There are a number of difficult issues facing our community as we look to the future of our downtown. A friend sent me a post recently in which a local activist asked, “Think of Julian Price; what would he do?”
I met Julian soon after he came to Asheville. We worked on a project together in 1991, and he and Pat Whalen hired me to work for their newly created company, Public Interest Projects, at the beginning of 1992. I worked with Julian for many years, and this is what I think Julian would do. Julian would listen.
Julian never believed he had all the answers, and he listened and learned and questioned and considered information from all sides. Julian was honest. The world is complicated, and we each have a unique perspective. Julian would not tell half-truths or create his own facts or twist information to push his agenda. Julian was respectful. Julian did not believe it was necessary to demonize those who didn’t agree with him. He simply worked harder to make his case. Julian didn’t need to die on every hill. Julian realized that the perspectives and needs of others should be honored as well, and that compromise was often the best solution.
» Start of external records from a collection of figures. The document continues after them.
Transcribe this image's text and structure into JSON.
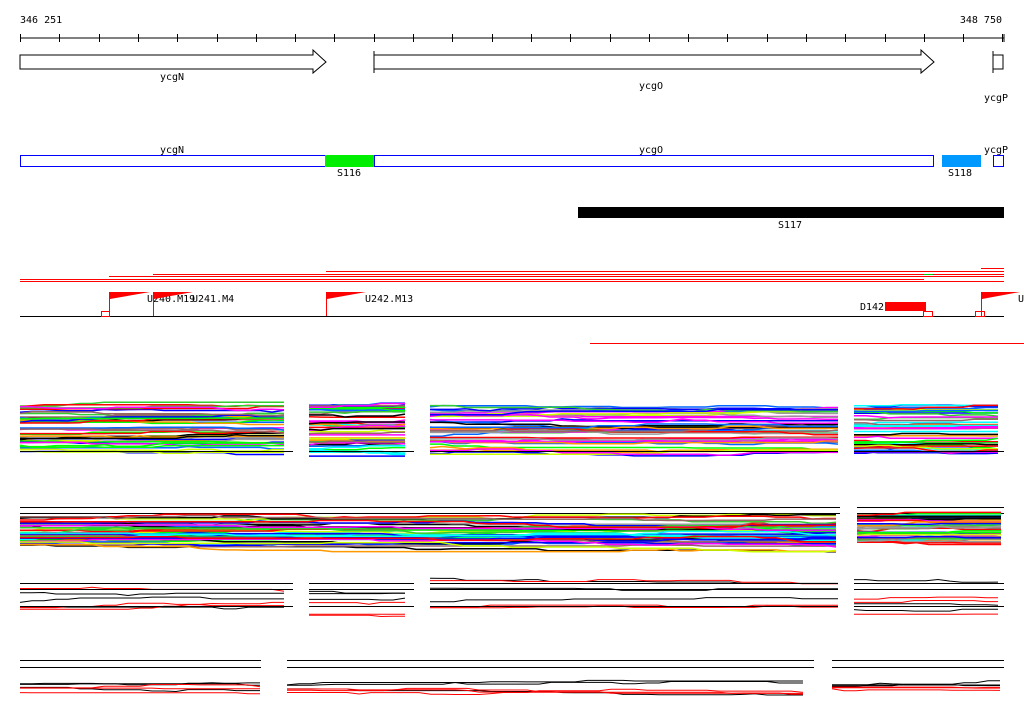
{
  "ruler": {
    "start_label": "346 251",
    "end_label": "348 750"
  },
  "genes": [
    {
      "name": "ycgN",
      "strand": "+"
    },
    {
      "name": "ycgO",
      "strand": "+"
    },
    {
      "name": "ycgP",
      "strand": "+"
    }
  ],
  "annotation_track": {
    "genes": [
      "ycgN",
      "ycgO",
      "ycgP"
    ],
    "segments": [
      {
        "label": "S116",
        "color": "#00ee00"
      },
      {
        "label": "S118",
        "color": "#0099ff"
      }
    ]
  },
  "segment_bar": {
    "label": "S117",
    "color": "#000000"
  },
  "features": {
    "flags": [
      "U240.M19",
      "U241.M4",
      "U242.M13",
      "U"
    ],
    "deletion": {
      "label": "D142",
      "color": "#ff0000"
    }
  },
  "colors": {
    "accent_red": "#ff0000",
    "gene_outline": "#0000ff"
  }
}
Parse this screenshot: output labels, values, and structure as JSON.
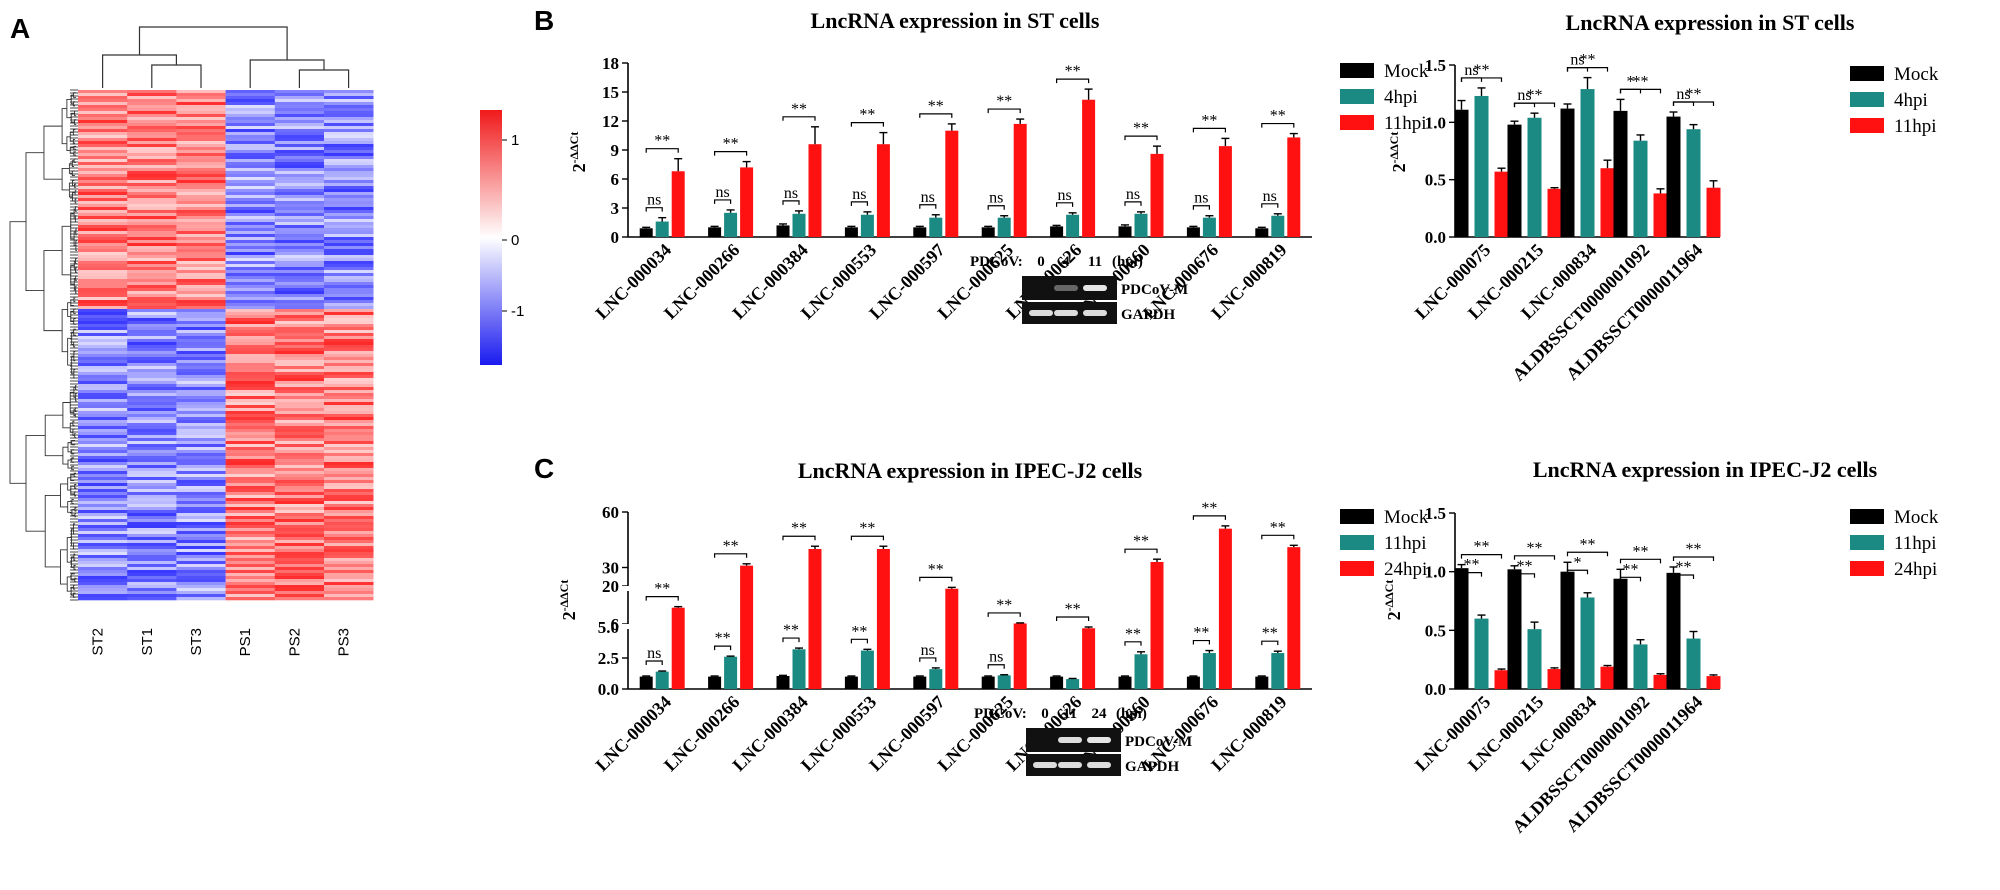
{
  "colors": {
    "mock": "#000000",
    "mid": "#1a8a83",
    "late": "#ff1111",
    "hm_high": "#f0191a",
    "hm_mid": "#ffffff",
    "hm_low": "#1a1af0"
  },
  "panel_labels": [
    "A",
    "B",
    "C"
  ],
  "heatmap": {
    "columns": [
      "ST2",
      "ST1",
      "ST3",
      "PS1",
      "PS2",
      "PS3"
    ],
    "colorbar_ticks": [
      "1",
      "0",
      "-1"
    ]
  },
  "gels": [
    {
      "header": "PDCoV:",
      "lanes": [
        "0",
        "4",
        "11"
      ],
      "unit": "(hpi)",
      "bands": [
        "PDCoV-M",
        "GAPDH"
      ]
    },
    {
      "header": "PDCoV:",
      "lanes": [
        "0",
        "11",
        "24"
      ],
      "unit": "(hpi)",
      "bands": [
        "PDCoV-M",
        "GAPDH"
      ]
    }
  ],
  "chart_data": [
    {
      "id": "B1",
      "type": "bar",
      "title": "LncRNA expression in ST cells",
      "ylabel": "2-ΔΔCt",
      "ylim": [
        0,
        18
      ],
      "yticks": [
        0,
        3,
        6,
        9,
        12,
        15,
        18
      ],
      "categories": [
        "LNC-000034",
        "LNC-000266",
        "LNC-000384",
        "LNC-000553",
        "LNC-000597",
        "LNC-000625",
        "LNC-000626",
        "LNC-000660",
        "LNC-000676",
        "LNC-000819"
      ],
      "legend": [
        "Mock",
        "4hpi",
        "11hpi"
      ],
      "series": [
        {
          "name": "Mock",
          "values": [
            0.9,
            1.0,
            1.2,
            1.0,
            1.0,
            1.0,
            1.1,
            1.1,
            1.0,
            0.9
          ],
          "errors": [
            0.1,
            0.1,
            0.15,
            0.1,
            0.1,
            0.1,
            0.1,
            0.15,
            0.1,
            0.1
          ]
        },
        {
          "name": "4hpi",
          "values": [
            1.6,
            2.5,
            2.4,
            2.3,
            2.0,
            2.0,
            2.3,
            2.4,
            2.0,
            2.2
          ],
          "errors": [
            0.4,
            0.3,
            0.3,
            0.3,
            0.3,
            0.2,
            0.2,
            0.2,
            0.2,
            0.2
          ]
        },
        {
          "name": "11hpi",
          "values": [
            6.8,
            7.2,
            9.6,
            9.6,
            11.0,
            11.7,
            14.2,
            8.6,
            9.4,
            10.3
          ],
          "errors": [
            1.3,
            0.6,
            1.8,
            1.2,
            0.7,
            0.5,
            1.1,
            0.8,
            0.8,
            0.4
          ]
        }
      ],
      "sig_top": [
        "**",
        "**",
        "**",
        "**",
        "**",
        "**",
        "**",
        "**",
        "**",
        "**"
      ],
      "sig_low": [
        "ns",
        "ns",
        "ns",
        "ns",
        "ns",
        "ns",
        "ns",
        "ns",
        "ns",
        "ns"
      ]
    },
    {
      "id": "B2",
      "type": "bar",
      "title": "LncRNA expression in ST cells",
      "ylabel": "2-ΔΔCt",
      "ylim": [
        0,
        1.5
      ],
      "yticks": [
        0.0,
        0.5,
        1.0,
        1.5
      ],
      "categories": [
        "LNC-000075",
        "LNC-000215",
        "LNC-000834",
        "ALDBSSCT0000001092",
        "ALDBSSCT0000011964"
      ],
      "legend": [
        "Mock",
        "4hpi",
        "11hpi"
      ],
      "series": [
        {
          "name": "Mock",
          "values": [
            1.11,
            0.98,
            1.12,
            1.1,
            1.05
          ],
          "errors": [
            0.08,
            0.03,
            0.04,
            0.1,
            0.04
          ]
        },
        {
          "name": "4hpi",
          "values": [
            1.23,
            1.04,
            1.29,
            0.84,
            0.94
          ],
          "errors": [
            0.07,
            0.04,
            0.1,
            0.05,
            0.04
          ]
        },
        {
          "name": "11hpi",
          "values": [
            0.57,
            0.42,
            0.6,
            0.38,
            0.43
          ],
          "errors": [
            0.03,
            0.01,
            0.07,
            0.04,
            0.06
          ]
        }
      ],
      "sig_top": [
        "**",
        "**",
        "**",
        "**",
        "**"
      ],
      "sig_low": [
        "ns",
        "ns",
        "ns",
        "*",
        "ns"
      ]
    },
    {
      "id": "C1",
      "type": "bar",
      "title": "LncRNA expression in IPEC-J2 cells",
      "ylabel": "2-ΔΔCt",
      "ylim": [
        0,
        60
      ],
      "yticks": [
        0.0,
        2.5,
        5.0,
        6,
        20,
        30,
        60
      ],
      "axis_breaks": "broken y-axis: 0-5.0 | 6-20 | 20-60",
      "categories": [
        "LNC-000034",
        "LNC-000266",
        "LNC-000384",
        "LNC-000553",
        "LNC-000597",
        "LNC-000625",
        "LNC-000626",
        "LNC-000660",
        "LNC-000676",
        "LNC-000819"
      ],
      "legend": [
        "Mock",
        "11hpi",
        "24hpi"
      ],
      "series": [
        {
          "name": "Mock",
          "values": [
            1.0,
            1.0,
            1.05,
            1.0,
            1.0,
            1.0,
            1.0,
            1.0,
            1.0,
            1.0
          ],
          "errors": [
            0.05,
            0.05,
            0.05,
            0.05,
            0.05,
            0.05,
            0.05,
            0.05,
            0.05,
            0.05
          ]
        },
        {
          "name": "11hpi",
          "values": [
            1.4,
            2.6,
            3.2,
            3.1,
            1.6,
            1.1,
            0.8,
            2.8,
            2.9,
            2.9
          ],
          "errors": [
            0.05,
            0.05,
            0.1,
            0.1,
            0.1,
            0.05,
            0.05,
            0.2,
            0.2,
            0.15
          ]
        },
        {
          "name": "24hpi",
          "values": [
            12,
            31,
            40,
            40,
            19,
            6.2,
            4.9,
            33,
            51,
            41
          ],
          "errors": [
            0.4,
            1.0,
            1.5,
            1.5,
            0.5,
            0.2,
            0.1,
            1.5,
            1.5,
            1.0
          ]
        }
      ],
      "sig_top": [
        "**",
        "**",
        "**",
        "**",
        "**",
        "**",
        "**",
        "**",
        "**",
        "**"
      ],
      "sig_low": [
        "ns",
        "**",
        "**",
        "**",
        "ns",
        "ns",
        "",
        "**",
        "**",
        "**"
      ]
    },
    {
      "id": "C2",
      "type": "bar",
      "title": "LncRNA expression in IPEC-J2 cells",
      "ylabel": "2-ΔΔCt",
      "ylim": [
        0,
        1.5
      ],
      "yticks": [
        0.0,
        0.5,
        1.0,
        1.5
      ],
      "categories": [
        "LNC-000075",
        "LNC-000215",
        "LNC-000834",
        "ALDBSSCT0000001092",
        "ALDBSSCT0000011964"
      ],
      "legend": [
        "Mock",
        "11hpi",
        "24hpi"
      ],
      "series": [
        {
          "name": "Mock",
          "values": [
            1.03,
            1.02,
            1.0,
            0.94,
            0.99
          ],
          "errors": [
            0.03,
            0.03,
            0.08,
            0.08,
            0.05
          ]
        },
        {
          "name": "11hpi",
          "values": [
            0.6,
            0.51,
            0.78,
            0.38,
            0.43
          ],
          "errors": [
            0.03,
            0.06,
            0.04,
            0.04,
            0.06
          ]
        },
        {
          "name": "24hpi",
          "values": [
            0.16,
            0.17,
            0.19,
            0.12,
            0.11
          ],
          "errors": [
            0.01,
            0.01,
            0.01,
            0.01,
            0.01
          ]
        }
      ],
      "sig_top": [
        "**",
        "**",
        "**",
        "**",
        "**"
      ],
      "sig_low": [
        "**",
        "**",
        "*",
        "**",
        "**"
      ]
    }
  ]
}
Asheville has to do better. The “end justifies the means” approach is unacceptable. We have to stop misrepresenting opposition views and vilifying those who don’t march in lockstep with us. We have to start listening — openly and respectfully. And then we have to step up and personally contribute — our money, our time, our energy. To paraphrase JFK, “Ask not what your community can do for you, ask what you can do for your community.”
Julian is no longer here; it is up to us. Think of Julian Price; what will you do?